His hand rose instinctively to take it; then dropped.
“I don’t know what you mean,” he remarked. “You have nothing of mine.”
“No? Then John Judson Moore had another brother.” And I thrust the paper back into my pocket.
He followed it with his eye. It was the memorandum I had found in the old book of memoirs plucked from the library shelf within, and he recognized it for his and saw that I did also. But he failed to show the white feather.
“You are good at ransacking,” he observed; “pity that it can not be done to more purpose.”
I smiled and made a fresh start. With my hand thrust again into my pocket, I remarked, without even so much as a glance at him:
“I fear that you do some injustice to the police. We are not such bad fellows; neither do we waste as much time as you seem to think.” And drawing out my hand, with the little filigree ball in it, I whirled the latter innocently round and round on my finger. As it flashed under his eye, I cast him a penetrating look.
He tried to carry the moment off successfully; I will give him so much credit. But it was asking too much of his curiosity, and there was no mistaking the eager glitter which lighted his glance as he saw within his reach this article which a moment before he had probably regarded as lost forever.
“For instance,” I went on, watching him furtively, though quite sure from his very first look that he knew no more now of the secret of this little ball than he knew when he jotted down the memorandum I had just pocketed before his eyes, “a little thing—such a little thing as this,” I repeated, giving the bauble another twist—“may lead to discoveries such as no common search would yield in years.

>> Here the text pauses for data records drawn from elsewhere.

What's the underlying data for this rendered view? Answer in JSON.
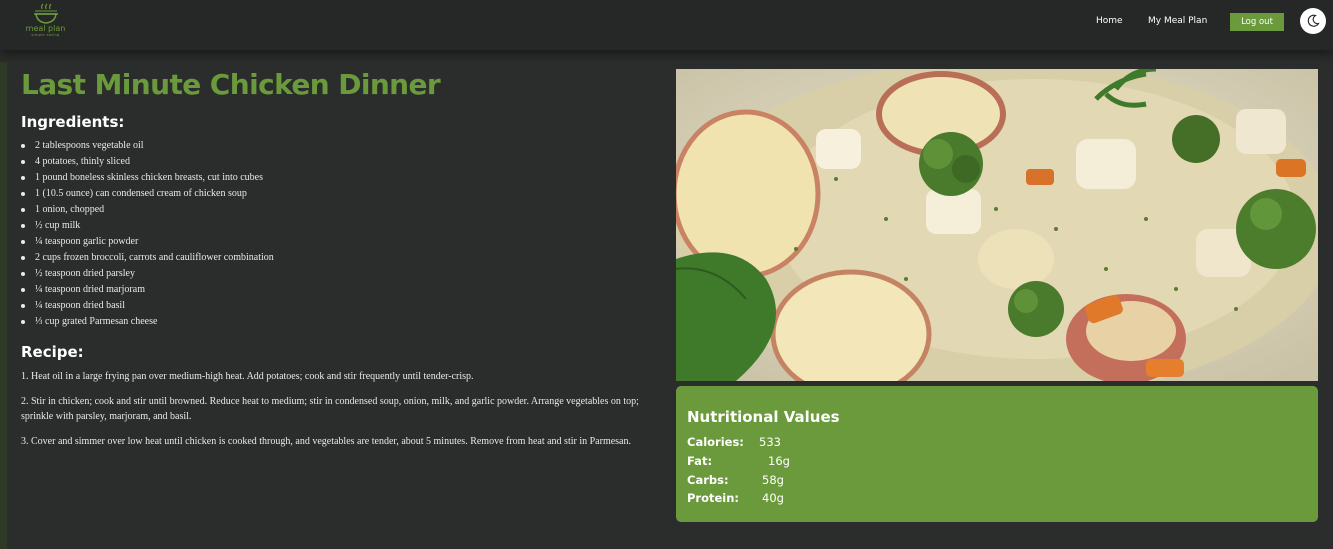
{
  "brand": {
    "name": "meal plan",
    "tagline": "simple eating"
  },
  "nav": {
    "home_label": "Home",
    "meal_plan_label": "My Meal Plan",
    "logout_label": "Log out",
    "theme_toggle_icon": "moon-icon"
  },
  "colors": {
    "accent": "#6b9a3c",
    "background": "#2b2d2c",
    "navbar": "#262827"
  },
  "recipe": {
    "title": "Last Minute Chicken Dinner",
    "ingredients_heading": "Ingredients:",
    "ingredients": [
      "2 tablespoons vegetable oil",
      "4 potatoes, thinly sliced",
      "1 pound boneless skinless chicken breasts, cut into cubes",
      "1 (10.5 ounce) can condensed cream of chicken soup",
      "1 onion, chopped",
      "½ cup milk",
      "¼ teaspoon garlic powder",
      "2 cups frozen broccoli, carrots and cauliflower combination",
      "½ teaspoon dried parsley",
      "¼ teaspoon dried marjoram",
      "¼ teaspoon dried basil",
      "⅓ cup grated Parmesan cheese"
    ],
    "recipe_heading": "Recipe:",
    "steps": [
      "1. Heat oil in a large frying pan over medium-high heat. Add potatoes; cook and stir frequently until tender-crisp.",
      "2. Stir in chicken; cook and stir until browned. Reduce heat to medium; stir in condensed soup, onion, milk, and garlic powder. Arrange vegetables on top; sprinkle with parsley, marjoram, and basil.",
      "3. Cover and simmer over low heat until chicken is cooked through, and vegetables are tender, about 5 minutes. Remove from heat and stir in Parmesan."
    ]
  },
  "nutrition": {
    "heading": "Nutritional Values",
    "items": [
      {
        "label": "Calories:",
        "value": "533"
      },
      {
        "label": "Fat:",
        "value": "16g"
      },
      {
        "label": "Carbs:",
        "value": "58g"
      },
      {
        "label": "Protein:",
        "value": "40g"
      }
    ]
  }
}
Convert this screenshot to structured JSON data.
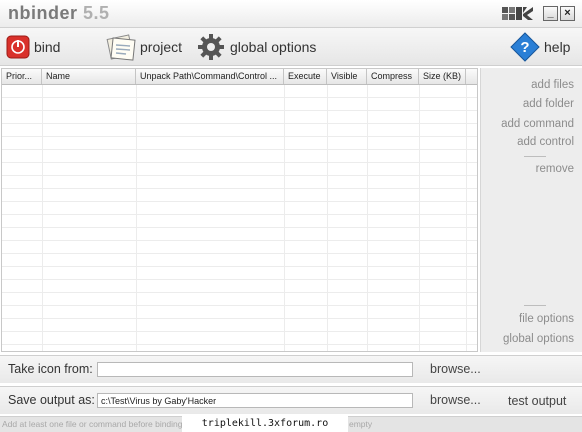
{
  "app": {
    "name": "nbinder",
    "version": "5.5"
  },
  "window": {
    "minimize_label": "_",
    "close_label": "×"
  },
  "toolbar": {
    "bind": "bind",
    "project": "project",
    "global_options": "global options",
    "help": "help"
  },
  "table": {
    "columns": [
      "Prior...",
      "Name",
      "Unpack Path\\Command\\Control ...",
      "Execute",
      "Visible",
      "Compress",
      "Size (KB)"
    ],
    "rows": []
  },
  "side_panel": {
    "add_files": "add files",
    "add_folder": "add folder",
    "add_command": "add command",
    "add_control": "add control",
    "remove": "remove",
    "file_options": "file options",
    "global_options": "global options"
  },
  "icon_row": {
    "label": "Take icon from:",
    "value": "",
    "browse": "browse..."
  },
  "save_row": {
    "label": "Save output as:",
    "value": "c:\\Test\\Virus by Gaby'Hacker",
    "browse": "browse...",
    "test_output": "test output"
  },
  "status": {
    "message_start": "Add at least one file or command before binding",
    "message_end": "empty"
  },
  "watermark": "triplekill.3xforum.ro",
  "colors": {
    "accent_red": "#d9312b",
    "help_blue": "#2a7fd6",
    "link_gray": "#8c8c8c"
  }
}
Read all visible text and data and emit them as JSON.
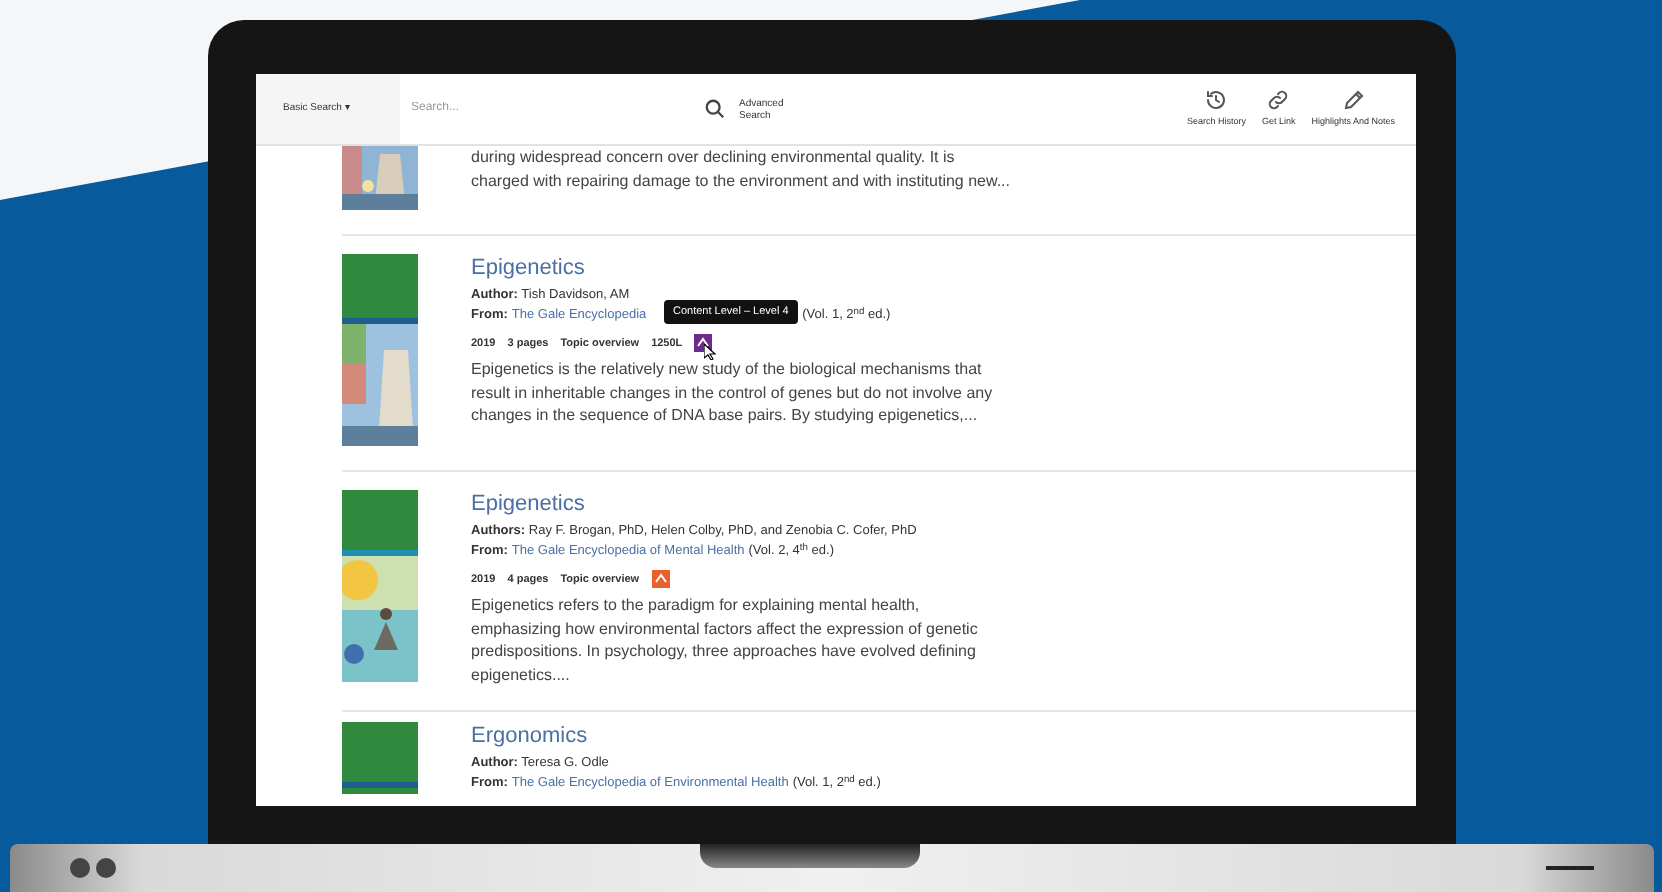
{
  "toolbar": {
    "search_type": "Basic Search ▾",
    "placeholder": "Search...",
    "advanced": "Advanced Search",
    "actions": [
      {
        "kind": "history",
        "label": "Search History"
      },
      {
        "kind": "link",
        "label": "Get Link"
      },
      {
        "kind": "pen",
        "label": "Highlights And Notes"
      }
    ]
  },
  "results": [
    {
      "snippet": "during widespread concern over declining environmental quality. It is charged with repairing damage to the environment and with instituting new..."
    },
    {
      "title": "Epigenetics",
      "author_label": "Author:",
      "author": "Tish Davidson, AM",
      "from_label": "From:",
      "source": "The Gale Encyclopedia",
      "edition": "(Vol. 1, 2$^{nd}$ ed.)",
      "tags": [
        "2019",
        "3 pages",
        "Topic overview",
        "1250L"
      ],
      "level_icon": {
        "color": "#6b2a8c",
        "hovered": true
      },
      "tooltip": "Content Level – Level 4",
      "snippet": "Epigenetics is the relatively new study of the biological mechanisms that result in inheritable changes in the control of genes but do not involve any changes in the sequence of DNA base pairs. By studying epigenetics,..."
    },
    {
      "title": "Epigenetics",
      "author_label": "Authors:",
      "author": "Ray F. Brogan, PhD, Helen Colby, PhD, and Zenobia C. Cofer, PhD",
      "from_label": "From:",
      "source": "The Gale Encyclopedia of Mental Health",
      "edition": "(Vol. 2, 4$^{th}$ ed.)",
      "tags": [
        "2019",
        "4 pages",
        "Topic overview"
      ],
      "level_icon": {
        "color": "#e8602c",
        "hovered": false
      },
      "snippet": "Epigenetics refers to the paradigm for explaining mental health, emphasizing how environmental factors affect the expression of genetic predispositions. In psychology, three approaches have evolved defining epigenetics...."
    },
    {
      "title": "Ergonomics",
      "author_label": "Author:",
      "author": "Teresa G. Odle",
      "from_label": "From:",
      "source": "The Gale Encyclopedia of Environmental Health",
      "edition": "(Vol. 1, 2$^{nd}$ ed.)"
    }
  ]
}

I do not say that it has; but such a thing is possible, you know: who better?”
My nonchalance was too much for him. He surveyed me with covert dislike, and dryly observed “Your opportunities have exceeded mine, even with my own effects. That petty trinket which you have presumed to flaunt in my face—and of whose value I am the worst judge in the world since I have never had it in my hand—descended to me with the rest of Mrs. Jeffrey’s property. Your conduct, therefore, strikes me in the light of an impertinence, especially as no one could be supposed to have more interest than myself in what has been for many years recognized as a family talisman.”